Le système alimentaire fait intervenir un grand nombre d'acteurs. Construire un projet de résilience alimentaire implique de se doter d'instances de gouvernance et de moyens financiers pour établir une stratégie s'inscrivant dans la durée. Quelques pistes sont présentées succinctement dans cette dernière partie. Elles seront approfondies dans une prochaine édition de ce rapport, enrichies d'initiatives déjà en cours ou à venir.

Gouvernance



La gouvernance est la manière dont les acteurs du système alimentaire s’organisent collectivement pour définir des objectifs, prendre des décisions, et bâtir un programme d'action efficace et concerté. Les intercommunalités occupent par leur échelle, leurs compétences et leur légitimité démocratique, une position privilégiée pour initier et coordonner un projet de résilience alimentaire local.
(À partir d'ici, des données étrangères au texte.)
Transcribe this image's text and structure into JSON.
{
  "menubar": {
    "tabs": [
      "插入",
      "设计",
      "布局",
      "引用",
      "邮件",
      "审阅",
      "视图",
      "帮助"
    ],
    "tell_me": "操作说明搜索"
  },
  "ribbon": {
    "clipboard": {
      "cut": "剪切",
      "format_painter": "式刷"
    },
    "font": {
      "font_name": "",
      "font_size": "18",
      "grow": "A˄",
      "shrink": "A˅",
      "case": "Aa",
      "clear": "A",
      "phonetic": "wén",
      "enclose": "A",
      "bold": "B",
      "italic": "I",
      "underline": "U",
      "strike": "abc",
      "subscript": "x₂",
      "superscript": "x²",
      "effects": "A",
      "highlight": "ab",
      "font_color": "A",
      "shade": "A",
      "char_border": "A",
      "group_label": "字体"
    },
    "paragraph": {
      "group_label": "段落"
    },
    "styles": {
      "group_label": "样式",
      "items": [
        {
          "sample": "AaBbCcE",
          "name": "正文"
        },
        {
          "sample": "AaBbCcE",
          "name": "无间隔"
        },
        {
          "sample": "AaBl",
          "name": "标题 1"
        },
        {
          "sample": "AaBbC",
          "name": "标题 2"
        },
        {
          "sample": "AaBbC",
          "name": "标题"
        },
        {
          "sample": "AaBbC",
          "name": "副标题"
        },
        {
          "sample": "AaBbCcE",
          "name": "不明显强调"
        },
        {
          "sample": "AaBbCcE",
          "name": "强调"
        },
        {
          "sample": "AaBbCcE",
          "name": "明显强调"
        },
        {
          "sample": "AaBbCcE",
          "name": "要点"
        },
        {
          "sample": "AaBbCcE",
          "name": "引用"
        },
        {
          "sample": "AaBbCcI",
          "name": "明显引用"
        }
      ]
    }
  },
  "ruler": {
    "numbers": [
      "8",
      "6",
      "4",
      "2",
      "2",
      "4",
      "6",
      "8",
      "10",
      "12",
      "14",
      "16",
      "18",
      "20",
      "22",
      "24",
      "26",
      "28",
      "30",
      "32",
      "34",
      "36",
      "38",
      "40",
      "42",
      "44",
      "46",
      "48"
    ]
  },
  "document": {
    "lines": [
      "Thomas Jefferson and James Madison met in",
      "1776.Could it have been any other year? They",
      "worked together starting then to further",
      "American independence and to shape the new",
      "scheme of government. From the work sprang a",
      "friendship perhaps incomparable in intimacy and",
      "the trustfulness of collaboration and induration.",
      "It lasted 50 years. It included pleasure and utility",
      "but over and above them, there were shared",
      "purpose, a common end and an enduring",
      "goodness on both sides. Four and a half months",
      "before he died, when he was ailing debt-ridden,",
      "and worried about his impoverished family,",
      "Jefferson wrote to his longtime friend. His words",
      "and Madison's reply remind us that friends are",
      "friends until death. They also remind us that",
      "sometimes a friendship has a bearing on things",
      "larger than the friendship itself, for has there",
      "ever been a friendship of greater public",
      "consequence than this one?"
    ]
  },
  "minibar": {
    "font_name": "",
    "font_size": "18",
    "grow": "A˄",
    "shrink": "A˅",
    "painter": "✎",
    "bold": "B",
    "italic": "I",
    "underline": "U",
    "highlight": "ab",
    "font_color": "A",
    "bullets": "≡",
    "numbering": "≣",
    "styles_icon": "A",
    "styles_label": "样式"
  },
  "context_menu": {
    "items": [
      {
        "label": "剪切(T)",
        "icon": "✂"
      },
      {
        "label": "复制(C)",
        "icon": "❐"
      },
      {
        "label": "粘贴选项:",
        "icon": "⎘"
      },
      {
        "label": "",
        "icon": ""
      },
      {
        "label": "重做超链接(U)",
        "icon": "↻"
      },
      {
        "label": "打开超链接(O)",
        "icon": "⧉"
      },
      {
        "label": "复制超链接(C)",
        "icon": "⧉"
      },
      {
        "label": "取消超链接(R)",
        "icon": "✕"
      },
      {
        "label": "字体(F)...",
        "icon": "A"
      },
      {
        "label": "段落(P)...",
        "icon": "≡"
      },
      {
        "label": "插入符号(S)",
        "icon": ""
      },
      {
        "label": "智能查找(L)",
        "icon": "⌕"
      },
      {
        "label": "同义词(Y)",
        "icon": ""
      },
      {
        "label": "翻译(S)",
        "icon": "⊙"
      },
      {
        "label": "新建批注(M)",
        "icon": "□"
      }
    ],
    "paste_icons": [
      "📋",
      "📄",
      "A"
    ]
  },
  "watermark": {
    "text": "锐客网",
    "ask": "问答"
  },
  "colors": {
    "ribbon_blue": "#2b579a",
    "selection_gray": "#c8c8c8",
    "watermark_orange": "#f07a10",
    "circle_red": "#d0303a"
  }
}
La première étape est alors de réunir un comité de pilotage recouvrant des compétences diverses : agronomie, urbanisme, santé, connaissance des problématiques de terrain et enjeux politiques et économiques locaux. Il est important de s’interroger sur la représentativité des acteurs identifiés et de leurs intérêts.

Le concept de « dialogue territorial » peut être mobilisé pour gérer les problématiques liées à la concertation ou à la médiation des conflits. Les collectivités peuvent s’inspirer des travaux se référant à cette notion pour mettre au point leur propre modèle de gouvernance et faciliter sa conduite.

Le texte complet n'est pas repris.